"I am going to—ar—hum—to a friend of mine," said Little Grand, less glibly than usual.

"Very well; I only asked, because I would have taken you to Mrs. Fortescue's with me; they're having some acting proverbs (horrible exertion in this oven of a place, with the thermometer at a hundred and twenty degrees); but if you've better sport it's no matter. Take care what friends you make, though, Grand; you'll find some Maltese acquaintances very costly."

"Thank you. I should say I can take care of myself," replied Little Grand, with immeasurable scorn and dignity.

Conran laughed, struck him across the shoulders with his whip, stroked his own moustaches, and went out again, whistling one of Verdi's airs.

"I don't want him bothering, you know," explained Little Grand; "she's such a deuced magnificent woman!"

She was a magnificent woman, this Eudoxia Adelaida, Marchioness St. Julian; and proud enough Little Grand and I felt when we had that soft, jewelled hand held out to us, and that bewitching smile beamed upon us, and that joyous presence dazzling in our eyes, as we sat in the drawing-room of that Casa di Fiori. She was about thirty-five, I should say (boys always worship those who might have been schoolfellows of their mothers), tall and stately, and imposing, with the most beautiful pink and white skin, with a fine set of teeth, raven hair, and eyes tinted most exquisitely. Oh! she was magnificent, our Marchioness St. Julian! Into what unutterable insignificance, what miserable, washed-out shadows sank Stars and Garters' lady, and the Mitchell girls, and all the belles of La Valetta, whom we hadn't thought so very bad-looking before.

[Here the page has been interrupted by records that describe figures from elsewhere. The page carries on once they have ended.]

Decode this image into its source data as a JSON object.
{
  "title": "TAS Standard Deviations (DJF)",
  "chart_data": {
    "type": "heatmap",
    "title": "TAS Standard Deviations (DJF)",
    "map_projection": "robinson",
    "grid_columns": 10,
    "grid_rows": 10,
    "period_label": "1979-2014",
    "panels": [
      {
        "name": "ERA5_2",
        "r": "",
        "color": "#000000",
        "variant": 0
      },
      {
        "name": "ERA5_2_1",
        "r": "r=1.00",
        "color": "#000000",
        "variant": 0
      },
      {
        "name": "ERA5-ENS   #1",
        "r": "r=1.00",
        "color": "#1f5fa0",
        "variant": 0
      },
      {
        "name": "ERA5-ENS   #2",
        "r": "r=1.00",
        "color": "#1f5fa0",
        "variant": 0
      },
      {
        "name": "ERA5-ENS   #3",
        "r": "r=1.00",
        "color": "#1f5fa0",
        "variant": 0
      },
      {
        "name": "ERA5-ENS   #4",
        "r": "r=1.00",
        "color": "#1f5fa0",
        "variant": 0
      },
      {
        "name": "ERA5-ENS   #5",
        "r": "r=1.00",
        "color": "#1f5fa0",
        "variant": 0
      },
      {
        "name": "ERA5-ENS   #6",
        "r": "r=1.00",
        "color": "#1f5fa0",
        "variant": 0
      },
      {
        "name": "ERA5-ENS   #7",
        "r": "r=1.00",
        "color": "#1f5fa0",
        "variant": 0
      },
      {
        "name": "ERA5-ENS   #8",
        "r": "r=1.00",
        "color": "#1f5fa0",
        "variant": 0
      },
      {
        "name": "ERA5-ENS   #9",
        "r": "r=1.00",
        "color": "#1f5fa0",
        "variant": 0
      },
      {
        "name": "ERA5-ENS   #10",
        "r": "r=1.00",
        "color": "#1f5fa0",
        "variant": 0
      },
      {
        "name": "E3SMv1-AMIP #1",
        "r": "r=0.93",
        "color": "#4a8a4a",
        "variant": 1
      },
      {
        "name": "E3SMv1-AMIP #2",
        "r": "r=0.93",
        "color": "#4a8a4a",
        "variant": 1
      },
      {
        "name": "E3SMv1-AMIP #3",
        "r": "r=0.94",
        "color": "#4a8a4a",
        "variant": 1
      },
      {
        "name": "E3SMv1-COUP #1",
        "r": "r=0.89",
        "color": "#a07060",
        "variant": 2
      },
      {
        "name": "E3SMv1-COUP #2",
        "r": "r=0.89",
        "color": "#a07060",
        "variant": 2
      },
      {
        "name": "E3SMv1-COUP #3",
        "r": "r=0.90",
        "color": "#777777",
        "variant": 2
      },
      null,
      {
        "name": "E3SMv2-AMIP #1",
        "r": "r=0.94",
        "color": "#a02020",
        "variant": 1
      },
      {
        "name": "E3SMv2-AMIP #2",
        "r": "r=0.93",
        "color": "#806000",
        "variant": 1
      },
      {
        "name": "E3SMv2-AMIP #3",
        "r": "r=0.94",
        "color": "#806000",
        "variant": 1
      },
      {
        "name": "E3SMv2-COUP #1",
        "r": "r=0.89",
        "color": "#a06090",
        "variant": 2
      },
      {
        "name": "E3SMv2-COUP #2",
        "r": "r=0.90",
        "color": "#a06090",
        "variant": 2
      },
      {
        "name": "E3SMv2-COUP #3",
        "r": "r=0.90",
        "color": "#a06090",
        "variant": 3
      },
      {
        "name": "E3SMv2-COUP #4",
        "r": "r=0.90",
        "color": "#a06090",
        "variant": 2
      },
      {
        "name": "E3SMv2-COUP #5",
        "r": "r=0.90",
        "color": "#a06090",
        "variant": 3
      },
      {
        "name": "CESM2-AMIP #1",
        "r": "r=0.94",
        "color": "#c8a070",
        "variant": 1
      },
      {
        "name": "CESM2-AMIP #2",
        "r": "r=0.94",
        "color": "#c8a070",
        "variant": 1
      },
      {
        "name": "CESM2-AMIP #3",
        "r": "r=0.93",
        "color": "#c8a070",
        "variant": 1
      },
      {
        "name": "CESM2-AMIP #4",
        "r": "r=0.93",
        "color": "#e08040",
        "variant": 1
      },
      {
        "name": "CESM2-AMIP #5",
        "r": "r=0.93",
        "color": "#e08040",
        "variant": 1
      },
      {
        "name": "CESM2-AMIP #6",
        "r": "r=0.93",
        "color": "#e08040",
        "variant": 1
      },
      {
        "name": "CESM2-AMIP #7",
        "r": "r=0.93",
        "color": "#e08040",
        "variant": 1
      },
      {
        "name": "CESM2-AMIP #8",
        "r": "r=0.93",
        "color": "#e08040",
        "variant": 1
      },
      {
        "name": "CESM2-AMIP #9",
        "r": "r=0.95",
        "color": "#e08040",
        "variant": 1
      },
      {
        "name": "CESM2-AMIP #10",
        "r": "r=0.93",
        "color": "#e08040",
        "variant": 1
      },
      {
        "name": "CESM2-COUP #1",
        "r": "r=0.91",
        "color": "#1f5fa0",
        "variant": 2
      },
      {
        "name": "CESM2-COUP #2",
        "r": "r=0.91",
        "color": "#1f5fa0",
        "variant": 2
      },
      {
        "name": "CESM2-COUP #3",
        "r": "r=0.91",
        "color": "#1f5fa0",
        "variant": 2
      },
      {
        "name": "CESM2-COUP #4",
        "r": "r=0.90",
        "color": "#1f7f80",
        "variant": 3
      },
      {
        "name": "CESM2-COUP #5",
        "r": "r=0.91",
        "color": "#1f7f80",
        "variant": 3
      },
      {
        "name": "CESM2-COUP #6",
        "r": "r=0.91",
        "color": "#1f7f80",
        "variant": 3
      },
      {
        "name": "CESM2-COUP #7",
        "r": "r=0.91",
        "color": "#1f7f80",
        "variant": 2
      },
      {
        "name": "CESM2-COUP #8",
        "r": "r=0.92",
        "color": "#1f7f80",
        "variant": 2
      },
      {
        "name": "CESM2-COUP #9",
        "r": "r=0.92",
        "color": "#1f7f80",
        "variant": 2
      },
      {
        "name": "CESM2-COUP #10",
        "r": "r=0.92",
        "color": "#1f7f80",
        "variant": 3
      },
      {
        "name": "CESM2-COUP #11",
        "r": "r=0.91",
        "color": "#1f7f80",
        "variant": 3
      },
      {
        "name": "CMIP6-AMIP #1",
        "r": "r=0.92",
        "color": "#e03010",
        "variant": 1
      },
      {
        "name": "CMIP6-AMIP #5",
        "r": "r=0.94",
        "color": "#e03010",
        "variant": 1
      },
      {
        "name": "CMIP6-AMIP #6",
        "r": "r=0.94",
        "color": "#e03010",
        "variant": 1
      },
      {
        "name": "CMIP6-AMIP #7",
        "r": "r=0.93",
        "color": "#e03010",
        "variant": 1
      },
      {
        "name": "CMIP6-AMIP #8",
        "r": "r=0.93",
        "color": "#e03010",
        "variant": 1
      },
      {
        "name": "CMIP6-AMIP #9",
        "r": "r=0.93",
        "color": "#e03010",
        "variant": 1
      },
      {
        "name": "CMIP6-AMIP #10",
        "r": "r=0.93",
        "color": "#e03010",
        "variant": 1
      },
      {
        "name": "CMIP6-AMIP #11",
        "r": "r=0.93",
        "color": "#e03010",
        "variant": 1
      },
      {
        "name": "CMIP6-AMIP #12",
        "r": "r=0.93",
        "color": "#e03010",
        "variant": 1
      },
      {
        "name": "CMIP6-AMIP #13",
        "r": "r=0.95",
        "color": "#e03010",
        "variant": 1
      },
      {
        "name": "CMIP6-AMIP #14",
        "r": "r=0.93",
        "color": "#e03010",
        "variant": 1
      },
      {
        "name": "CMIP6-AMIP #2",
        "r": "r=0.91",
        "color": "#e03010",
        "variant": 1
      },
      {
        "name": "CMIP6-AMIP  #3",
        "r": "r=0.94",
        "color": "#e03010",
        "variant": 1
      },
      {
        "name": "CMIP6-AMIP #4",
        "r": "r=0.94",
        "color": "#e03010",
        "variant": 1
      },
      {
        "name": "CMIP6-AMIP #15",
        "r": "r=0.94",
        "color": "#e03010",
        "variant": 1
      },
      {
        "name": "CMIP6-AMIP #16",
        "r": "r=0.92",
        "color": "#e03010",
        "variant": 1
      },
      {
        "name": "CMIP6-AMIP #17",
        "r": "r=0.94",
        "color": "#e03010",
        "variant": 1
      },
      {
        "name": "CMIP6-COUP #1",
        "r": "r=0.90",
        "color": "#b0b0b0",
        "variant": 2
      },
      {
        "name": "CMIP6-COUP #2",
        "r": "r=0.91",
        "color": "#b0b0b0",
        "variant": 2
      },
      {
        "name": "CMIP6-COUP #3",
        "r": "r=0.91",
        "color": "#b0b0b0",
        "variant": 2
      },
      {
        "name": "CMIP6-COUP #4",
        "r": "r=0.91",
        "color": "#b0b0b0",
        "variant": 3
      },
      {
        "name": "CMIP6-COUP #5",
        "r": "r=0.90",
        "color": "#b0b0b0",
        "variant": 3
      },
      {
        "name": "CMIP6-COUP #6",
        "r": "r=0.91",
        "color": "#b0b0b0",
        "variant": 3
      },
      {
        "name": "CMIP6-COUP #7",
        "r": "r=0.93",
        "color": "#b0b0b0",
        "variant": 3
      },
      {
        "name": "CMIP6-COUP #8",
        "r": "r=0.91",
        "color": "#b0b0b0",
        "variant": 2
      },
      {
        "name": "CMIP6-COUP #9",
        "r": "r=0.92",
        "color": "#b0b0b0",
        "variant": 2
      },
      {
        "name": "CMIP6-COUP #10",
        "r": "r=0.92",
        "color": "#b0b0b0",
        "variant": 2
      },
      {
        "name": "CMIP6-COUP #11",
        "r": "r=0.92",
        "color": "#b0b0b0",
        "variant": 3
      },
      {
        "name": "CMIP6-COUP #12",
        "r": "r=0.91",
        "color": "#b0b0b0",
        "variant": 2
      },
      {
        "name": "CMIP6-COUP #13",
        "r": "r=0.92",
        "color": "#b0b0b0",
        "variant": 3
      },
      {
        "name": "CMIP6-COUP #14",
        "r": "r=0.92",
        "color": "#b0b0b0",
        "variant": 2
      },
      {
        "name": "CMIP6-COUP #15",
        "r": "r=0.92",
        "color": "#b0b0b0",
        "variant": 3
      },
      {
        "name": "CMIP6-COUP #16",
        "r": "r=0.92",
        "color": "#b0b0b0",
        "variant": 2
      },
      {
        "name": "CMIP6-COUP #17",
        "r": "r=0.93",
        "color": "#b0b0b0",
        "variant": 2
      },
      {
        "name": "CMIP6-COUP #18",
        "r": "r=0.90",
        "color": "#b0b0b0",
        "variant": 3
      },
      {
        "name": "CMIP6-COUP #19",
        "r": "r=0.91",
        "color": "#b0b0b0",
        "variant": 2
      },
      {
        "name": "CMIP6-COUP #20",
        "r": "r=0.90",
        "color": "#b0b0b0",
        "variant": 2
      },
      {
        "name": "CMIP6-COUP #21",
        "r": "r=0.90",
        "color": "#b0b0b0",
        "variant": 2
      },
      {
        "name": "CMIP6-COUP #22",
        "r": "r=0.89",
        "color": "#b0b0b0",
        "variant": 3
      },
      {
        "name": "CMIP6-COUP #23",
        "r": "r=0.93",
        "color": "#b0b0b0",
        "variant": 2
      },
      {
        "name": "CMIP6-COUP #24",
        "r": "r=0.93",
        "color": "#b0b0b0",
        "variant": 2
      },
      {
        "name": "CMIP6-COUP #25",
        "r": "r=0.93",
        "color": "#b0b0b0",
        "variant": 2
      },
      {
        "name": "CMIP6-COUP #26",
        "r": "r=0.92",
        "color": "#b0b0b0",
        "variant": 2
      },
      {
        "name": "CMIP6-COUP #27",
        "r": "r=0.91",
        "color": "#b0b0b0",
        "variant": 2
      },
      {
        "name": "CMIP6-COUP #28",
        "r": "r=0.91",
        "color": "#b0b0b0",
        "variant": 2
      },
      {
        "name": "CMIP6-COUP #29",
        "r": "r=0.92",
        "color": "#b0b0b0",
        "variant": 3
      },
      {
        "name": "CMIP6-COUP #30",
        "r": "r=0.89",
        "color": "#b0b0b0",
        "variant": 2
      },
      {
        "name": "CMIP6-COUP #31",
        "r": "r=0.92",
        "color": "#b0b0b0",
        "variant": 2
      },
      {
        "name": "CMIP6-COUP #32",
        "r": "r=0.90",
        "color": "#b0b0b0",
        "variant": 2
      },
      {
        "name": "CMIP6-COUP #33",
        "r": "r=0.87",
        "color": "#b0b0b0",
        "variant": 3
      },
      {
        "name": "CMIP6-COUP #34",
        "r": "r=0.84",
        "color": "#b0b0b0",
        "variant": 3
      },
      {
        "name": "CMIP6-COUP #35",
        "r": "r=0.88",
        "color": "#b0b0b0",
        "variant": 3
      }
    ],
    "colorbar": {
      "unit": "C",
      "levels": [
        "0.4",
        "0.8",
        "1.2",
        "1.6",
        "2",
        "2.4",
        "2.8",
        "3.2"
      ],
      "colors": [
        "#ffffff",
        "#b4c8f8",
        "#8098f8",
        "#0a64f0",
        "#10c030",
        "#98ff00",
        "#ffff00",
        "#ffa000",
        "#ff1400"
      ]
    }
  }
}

There was a young creature sitting a little out of the radiance of light, reading; but we had no eyes for anybody except the Marchioness St. Julian. We were in such high society, too; there was her brother, Lord Adolphus, and his bosom Pylades, the Baron Guatamara; and there was a big fellow, with hooked nose and very curly hair, who was introduced to us as the Prince of Orangia Magnolia; and a little wiry fellow, with bits of red and blue ribbon, and a star or two in his button-hole, who was M. le Due de Saint-Jeu. We were quite dazzled with the coruscations of so much aristocracy, especially when they talked across to each other—so familiarly, too—of Johnnie (that we Lord Russell), and Pam, and "old Buck" (my godfather Buckingham, Lord Adolphus explained to us), and Montpensier and old Joinville; and chatted of when they dined at the Tuileries, and stayed at Compiègne, and hunted at Belvoir, and spent Christmas at Holcombe or Longleat. We were in such high society! How contemptible appeared Mrs. Maberly's and the Fortescue soirées; how infinitesimally small grew Charlie Ruthven, and Harry Villiers, and Grey and Albany, and all the other young fellows who thought it such great guns to be au mieux with little Graziella, or invited to Sir George Dashaway's. We were a cut above those things now—rather!

That splendid Marchioness! There was a head for a coronet, if you like! And how benign she was! Grand sat on the couch beside her, and I on an ottoman on her left, and she leaned back in her magnificent toilette, flirting her fan like a Castilian, and flashing upon us her superb eyes from behind it; not speaking very much, but showing her white teeth in scores of heavenly smiles, till Little Grand, the blasé man of seventeen, and I the raw Moses of private tutelage, both felt that we had never come across anything like this; never, in fact, seen a woman worth a glance before.

She listened to us—or rather to him; I was too awestruck to advance much beyond monosyllables—and laughed at him, and smiled encouragingly on my gaucherie (and when a boy is gauche, how ready he is to worship such a helping hand!), and beamed upon us both with an effulgence compared with which the radiance of Helen, Galatea, [OE]none, Messalina, Laïs, and all the legendary beauties one reads about, must have been what the railway night-lamps that never burn are to the prismatic luminaries of Cremorne. They were all uncommonly pleasant, all except the girl who was reading, whom they introduced as the Signorina da' Guari, a Tuscan, and daughter to Orangia Magnolia, with one of those marvellously beautiful faces that one sees in the most splendid painters' models of the Campagna, who never lifted her head scarcely, though Guatamara and Saint-Jeu did their best to make her. But all the others were wonderfully agreeable, and quite fête'd Little Grand and me, at which, they, being more than double our age, and seemingly at home alike with Belgravia and Newmarket, the Faubourg and the Pytchley, we felt to grow at least a foot each in the aroma of this Casa di Fiori.

"This is rather stupid, Doxie," began Lord Adolphus, addressing his sister; "not much entertainment for our guests. What do you say to a game of vingt-et-un, eh, Mr. Grandison?"